Why does the size of a batch affect the features extracted from a pre-trained model in eval mode?

Hi all,
I realized that when I use different batch_size values in torch.utils.data.DataLoader, I end up with slightly different feature vectors (which sometimes affects the model predictions) although I use both model.eval() and torch.no_grad() while extracting features.

To replicate this issue, I created the following test scenario. I try to extract features for 200 images where the first 100 images are exactly the same as the last 100 (in the exact same order). I simply use default pre-trained VGG16 network for this experiment. I test with batch sizes of 20, 50, and 180.

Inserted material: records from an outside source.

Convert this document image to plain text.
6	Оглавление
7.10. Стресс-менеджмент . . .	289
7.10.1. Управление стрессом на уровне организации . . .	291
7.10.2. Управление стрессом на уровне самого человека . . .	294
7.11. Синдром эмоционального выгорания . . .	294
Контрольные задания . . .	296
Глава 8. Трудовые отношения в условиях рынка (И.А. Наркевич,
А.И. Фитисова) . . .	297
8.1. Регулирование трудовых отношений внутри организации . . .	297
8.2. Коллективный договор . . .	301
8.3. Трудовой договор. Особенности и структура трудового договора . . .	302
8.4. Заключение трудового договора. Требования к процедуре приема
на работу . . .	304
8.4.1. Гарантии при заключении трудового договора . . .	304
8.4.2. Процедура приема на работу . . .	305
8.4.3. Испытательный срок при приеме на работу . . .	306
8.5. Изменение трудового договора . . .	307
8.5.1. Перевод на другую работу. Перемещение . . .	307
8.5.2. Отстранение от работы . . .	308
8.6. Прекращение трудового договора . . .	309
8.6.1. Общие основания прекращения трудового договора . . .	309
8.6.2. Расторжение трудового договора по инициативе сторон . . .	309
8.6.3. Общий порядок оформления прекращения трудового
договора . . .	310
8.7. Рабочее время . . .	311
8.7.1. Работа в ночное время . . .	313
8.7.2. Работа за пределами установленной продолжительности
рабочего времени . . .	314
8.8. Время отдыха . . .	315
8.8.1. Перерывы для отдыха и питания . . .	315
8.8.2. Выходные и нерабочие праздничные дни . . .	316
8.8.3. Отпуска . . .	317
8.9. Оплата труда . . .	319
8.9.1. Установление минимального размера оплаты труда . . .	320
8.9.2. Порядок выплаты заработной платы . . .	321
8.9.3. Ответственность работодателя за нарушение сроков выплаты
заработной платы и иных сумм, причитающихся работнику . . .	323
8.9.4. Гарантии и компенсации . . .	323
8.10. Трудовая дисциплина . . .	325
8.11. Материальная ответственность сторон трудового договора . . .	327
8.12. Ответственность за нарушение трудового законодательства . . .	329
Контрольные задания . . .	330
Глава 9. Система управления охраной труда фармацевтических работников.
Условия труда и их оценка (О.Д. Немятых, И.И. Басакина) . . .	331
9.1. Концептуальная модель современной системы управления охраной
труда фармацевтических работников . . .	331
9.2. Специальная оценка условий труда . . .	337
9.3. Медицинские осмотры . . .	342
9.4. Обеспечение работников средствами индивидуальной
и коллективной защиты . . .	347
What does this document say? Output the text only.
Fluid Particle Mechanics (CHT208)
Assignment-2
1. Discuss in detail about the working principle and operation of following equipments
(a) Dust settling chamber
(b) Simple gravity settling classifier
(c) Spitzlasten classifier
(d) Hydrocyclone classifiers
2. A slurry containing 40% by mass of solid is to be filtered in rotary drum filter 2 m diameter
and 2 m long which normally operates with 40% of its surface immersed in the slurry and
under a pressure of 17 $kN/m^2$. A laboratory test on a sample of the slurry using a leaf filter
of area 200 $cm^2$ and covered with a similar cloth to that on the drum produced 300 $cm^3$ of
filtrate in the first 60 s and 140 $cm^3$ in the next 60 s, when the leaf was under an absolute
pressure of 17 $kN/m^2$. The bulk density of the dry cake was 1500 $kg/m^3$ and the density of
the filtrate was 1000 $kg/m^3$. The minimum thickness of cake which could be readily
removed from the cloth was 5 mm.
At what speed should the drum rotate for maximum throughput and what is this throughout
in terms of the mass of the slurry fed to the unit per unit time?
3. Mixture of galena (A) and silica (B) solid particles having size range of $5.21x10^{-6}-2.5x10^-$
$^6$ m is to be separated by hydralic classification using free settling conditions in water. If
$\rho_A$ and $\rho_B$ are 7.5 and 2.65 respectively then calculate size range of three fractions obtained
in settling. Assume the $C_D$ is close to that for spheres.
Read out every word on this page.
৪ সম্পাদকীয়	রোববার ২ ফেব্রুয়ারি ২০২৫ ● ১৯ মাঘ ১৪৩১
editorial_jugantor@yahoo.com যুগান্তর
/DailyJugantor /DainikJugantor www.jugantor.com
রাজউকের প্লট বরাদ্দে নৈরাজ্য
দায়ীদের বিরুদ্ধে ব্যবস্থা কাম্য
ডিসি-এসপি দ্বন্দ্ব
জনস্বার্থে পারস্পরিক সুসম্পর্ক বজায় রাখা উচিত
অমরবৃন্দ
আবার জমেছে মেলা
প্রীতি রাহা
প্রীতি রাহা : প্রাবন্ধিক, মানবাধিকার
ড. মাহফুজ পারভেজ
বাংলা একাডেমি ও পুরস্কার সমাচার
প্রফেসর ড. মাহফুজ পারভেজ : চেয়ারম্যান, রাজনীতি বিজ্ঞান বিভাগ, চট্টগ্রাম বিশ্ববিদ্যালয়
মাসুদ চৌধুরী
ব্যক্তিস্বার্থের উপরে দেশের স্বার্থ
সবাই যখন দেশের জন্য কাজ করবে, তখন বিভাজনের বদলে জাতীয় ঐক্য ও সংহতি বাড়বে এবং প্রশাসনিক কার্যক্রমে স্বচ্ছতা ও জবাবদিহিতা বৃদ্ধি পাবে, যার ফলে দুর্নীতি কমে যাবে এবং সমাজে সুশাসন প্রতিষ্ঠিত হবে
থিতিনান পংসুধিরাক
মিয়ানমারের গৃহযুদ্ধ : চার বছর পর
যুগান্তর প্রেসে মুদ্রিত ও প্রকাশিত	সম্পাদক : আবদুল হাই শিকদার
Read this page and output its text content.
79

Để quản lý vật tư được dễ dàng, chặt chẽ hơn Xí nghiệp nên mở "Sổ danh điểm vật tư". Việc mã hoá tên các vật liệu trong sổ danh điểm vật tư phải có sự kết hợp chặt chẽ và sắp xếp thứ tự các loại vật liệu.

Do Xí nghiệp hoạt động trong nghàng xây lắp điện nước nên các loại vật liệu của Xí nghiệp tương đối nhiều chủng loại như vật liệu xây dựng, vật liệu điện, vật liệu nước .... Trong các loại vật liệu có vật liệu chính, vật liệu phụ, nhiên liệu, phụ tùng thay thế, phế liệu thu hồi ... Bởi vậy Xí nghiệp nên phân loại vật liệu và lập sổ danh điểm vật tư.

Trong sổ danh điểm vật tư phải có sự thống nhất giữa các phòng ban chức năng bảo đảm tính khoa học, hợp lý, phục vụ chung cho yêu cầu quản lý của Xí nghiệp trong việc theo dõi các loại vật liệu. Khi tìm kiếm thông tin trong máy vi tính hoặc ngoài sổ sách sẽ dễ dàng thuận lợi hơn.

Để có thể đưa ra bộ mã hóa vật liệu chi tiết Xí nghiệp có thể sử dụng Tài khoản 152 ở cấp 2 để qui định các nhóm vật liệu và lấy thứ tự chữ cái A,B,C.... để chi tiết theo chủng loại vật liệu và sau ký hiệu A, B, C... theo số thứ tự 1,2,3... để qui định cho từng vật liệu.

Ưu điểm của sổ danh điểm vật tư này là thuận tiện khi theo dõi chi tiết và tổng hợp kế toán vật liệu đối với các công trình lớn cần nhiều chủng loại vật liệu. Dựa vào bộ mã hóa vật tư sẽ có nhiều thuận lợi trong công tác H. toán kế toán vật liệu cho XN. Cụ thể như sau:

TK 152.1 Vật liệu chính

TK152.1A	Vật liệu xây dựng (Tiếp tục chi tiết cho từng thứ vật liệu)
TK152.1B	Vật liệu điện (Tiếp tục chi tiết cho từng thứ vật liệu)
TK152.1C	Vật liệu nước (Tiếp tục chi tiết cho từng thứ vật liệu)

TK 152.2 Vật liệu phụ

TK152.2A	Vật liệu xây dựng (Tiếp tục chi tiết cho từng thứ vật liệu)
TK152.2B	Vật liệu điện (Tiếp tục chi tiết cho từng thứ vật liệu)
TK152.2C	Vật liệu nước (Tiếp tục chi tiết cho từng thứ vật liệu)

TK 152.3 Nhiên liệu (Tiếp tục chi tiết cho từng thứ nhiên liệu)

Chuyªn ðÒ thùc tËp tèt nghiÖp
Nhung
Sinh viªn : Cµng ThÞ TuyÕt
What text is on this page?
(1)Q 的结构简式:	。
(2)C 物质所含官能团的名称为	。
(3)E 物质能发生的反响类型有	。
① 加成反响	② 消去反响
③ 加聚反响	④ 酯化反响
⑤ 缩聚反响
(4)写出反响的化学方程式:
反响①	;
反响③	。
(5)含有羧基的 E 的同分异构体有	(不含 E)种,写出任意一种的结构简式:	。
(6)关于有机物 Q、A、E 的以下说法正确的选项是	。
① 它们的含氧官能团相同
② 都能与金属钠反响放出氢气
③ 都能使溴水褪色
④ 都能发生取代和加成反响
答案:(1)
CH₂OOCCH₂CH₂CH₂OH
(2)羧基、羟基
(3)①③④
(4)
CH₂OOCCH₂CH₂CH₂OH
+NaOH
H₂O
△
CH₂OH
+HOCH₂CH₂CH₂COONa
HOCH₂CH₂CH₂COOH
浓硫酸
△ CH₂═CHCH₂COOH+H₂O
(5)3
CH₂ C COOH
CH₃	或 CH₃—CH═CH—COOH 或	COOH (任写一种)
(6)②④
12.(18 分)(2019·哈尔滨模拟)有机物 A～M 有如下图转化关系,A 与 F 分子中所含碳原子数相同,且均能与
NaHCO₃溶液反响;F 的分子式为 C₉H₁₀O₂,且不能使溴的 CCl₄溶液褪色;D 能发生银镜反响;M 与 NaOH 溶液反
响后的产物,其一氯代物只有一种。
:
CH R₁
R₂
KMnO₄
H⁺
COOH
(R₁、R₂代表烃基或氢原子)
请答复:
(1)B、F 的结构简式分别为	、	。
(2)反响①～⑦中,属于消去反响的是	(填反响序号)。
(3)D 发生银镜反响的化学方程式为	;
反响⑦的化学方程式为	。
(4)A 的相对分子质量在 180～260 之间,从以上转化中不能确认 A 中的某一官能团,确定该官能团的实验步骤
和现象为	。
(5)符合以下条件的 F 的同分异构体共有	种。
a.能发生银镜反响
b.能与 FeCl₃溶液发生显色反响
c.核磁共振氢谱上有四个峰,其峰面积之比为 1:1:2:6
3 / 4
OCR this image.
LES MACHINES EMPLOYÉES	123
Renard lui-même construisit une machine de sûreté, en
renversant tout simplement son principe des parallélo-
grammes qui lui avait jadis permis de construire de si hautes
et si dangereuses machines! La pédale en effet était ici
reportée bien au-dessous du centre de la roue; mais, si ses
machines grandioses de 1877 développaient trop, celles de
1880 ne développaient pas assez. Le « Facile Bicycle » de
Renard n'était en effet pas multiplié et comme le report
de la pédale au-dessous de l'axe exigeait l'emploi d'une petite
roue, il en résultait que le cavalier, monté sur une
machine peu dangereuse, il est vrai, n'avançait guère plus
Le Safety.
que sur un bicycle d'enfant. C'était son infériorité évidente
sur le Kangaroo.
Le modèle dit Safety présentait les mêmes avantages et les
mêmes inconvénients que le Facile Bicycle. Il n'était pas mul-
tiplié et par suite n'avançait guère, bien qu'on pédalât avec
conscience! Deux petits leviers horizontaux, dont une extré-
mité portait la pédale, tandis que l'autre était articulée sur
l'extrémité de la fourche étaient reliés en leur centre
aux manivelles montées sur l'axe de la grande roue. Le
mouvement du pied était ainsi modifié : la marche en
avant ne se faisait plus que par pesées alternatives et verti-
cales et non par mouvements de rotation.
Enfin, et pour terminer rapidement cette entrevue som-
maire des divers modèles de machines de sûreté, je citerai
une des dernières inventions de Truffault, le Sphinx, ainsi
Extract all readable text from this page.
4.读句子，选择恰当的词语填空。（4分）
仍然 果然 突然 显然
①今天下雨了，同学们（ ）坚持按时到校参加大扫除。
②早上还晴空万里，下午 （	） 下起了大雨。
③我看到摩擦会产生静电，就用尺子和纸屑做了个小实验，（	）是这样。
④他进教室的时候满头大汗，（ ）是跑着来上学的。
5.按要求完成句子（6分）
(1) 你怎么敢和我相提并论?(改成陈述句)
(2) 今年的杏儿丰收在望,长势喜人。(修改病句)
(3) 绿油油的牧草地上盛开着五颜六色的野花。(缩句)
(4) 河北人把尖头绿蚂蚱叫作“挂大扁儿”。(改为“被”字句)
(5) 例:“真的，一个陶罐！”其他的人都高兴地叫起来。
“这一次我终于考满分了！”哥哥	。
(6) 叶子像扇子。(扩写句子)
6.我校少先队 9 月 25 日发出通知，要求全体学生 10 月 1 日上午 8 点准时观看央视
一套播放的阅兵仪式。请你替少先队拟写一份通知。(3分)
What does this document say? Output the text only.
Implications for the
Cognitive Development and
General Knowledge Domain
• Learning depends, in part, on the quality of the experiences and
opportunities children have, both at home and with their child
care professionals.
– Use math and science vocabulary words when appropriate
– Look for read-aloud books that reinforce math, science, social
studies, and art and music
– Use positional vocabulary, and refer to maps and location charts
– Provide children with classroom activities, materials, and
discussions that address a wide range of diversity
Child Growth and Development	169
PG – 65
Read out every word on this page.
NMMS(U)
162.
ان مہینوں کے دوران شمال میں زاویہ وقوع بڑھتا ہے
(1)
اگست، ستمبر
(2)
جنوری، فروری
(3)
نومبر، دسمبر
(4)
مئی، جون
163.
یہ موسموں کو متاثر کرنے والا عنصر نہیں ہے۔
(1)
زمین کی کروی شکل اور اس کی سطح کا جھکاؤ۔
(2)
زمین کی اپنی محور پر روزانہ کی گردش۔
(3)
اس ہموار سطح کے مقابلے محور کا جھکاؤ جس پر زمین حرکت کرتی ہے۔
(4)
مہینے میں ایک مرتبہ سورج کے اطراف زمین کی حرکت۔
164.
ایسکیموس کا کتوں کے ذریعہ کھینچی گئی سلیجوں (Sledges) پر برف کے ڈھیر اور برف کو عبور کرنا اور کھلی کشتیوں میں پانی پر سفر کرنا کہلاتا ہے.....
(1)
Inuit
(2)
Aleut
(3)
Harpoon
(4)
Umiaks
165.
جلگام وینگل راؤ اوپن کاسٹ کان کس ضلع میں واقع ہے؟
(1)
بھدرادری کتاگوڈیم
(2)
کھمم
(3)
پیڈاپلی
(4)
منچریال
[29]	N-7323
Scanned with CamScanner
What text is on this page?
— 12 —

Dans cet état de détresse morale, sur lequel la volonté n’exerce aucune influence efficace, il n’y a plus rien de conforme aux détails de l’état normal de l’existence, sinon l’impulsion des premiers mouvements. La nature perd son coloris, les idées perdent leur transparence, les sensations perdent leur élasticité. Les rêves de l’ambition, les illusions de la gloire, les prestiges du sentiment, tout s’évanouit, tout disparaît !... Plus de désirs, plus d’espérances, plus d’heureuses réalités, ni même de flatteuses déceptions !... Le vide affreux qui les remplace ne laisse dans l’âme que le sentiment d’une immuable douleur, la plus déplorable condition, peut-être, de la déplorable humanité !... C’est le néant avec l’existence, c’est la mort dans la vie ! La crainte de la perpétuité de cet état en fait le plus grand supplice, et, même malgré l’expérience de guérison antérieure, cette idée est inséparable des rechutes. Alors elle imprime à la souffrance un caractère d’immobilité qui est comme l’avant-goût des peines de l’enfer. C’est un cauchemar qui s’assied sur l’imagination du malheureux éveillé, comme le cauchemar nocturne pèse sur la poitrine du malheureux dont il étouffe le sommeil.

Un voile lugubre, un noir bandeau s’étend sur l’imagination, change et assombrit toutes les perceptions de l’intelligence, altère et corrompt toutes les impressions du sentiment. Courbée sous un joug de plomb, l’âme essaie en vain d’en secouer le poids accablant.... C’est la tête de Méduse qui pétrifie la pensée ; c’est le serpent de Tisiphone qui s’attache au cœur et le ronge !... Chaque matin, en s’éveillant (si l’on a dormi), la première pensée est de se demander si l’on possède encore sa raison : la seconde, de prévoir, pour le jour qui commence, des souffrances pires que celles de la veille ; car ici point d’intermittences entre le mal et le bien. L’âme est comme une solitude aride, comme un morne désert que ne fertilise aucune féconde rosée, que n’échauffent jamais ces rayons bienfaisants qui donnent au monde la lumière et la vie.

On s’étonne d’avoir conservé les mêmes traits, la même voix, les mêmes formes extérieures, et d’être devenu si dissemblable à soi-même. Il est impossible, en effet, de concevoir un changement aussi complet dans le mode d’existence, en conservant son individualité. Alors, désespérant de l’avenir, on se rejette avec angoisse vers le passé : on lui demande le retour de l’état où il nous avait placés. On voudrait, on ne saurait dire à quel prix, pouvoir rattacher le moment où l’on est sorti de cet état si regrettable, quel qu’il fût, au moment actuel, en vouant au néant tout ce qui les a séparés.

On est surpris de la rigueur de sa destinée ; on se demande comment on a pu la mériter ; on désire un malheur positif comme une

The daunting observations are in cells 12 onwards. Here are my quick notes:

  • Cell 12 shows that the input tensors for images i and i+100 are the same.
  • Cell 13 shows that output tensors (obtained with different batch sizes in dataloader) for image i are different.
  • Cell 14 shows that output tensors for images i and i+100 are the same for batch_size=20 and batch_size=50 whereas the tensors differ for batch_size=180.
  • Cell 14 also shows that the output tensor for image i when batch_size=20 is equal to the output tensor for image i+100 when batch_size=180 (probably because there are only 20 images left for the second batch of dataloader180 although batch_size was set to 180).

I think the last point is the most important one because it shows that the issue is probably not exactly about the actual value of batch_size but it is more about how many images there are actually in a batch waiting to be processed.

Unfortunately, these subtle-looking variations in feature values may yield different predictions at test time. I am not sure if there is a fix to this issue, but what should be the rule of thumb?
Would it be better to always use a batch_size=1 while testing a model or extracting features?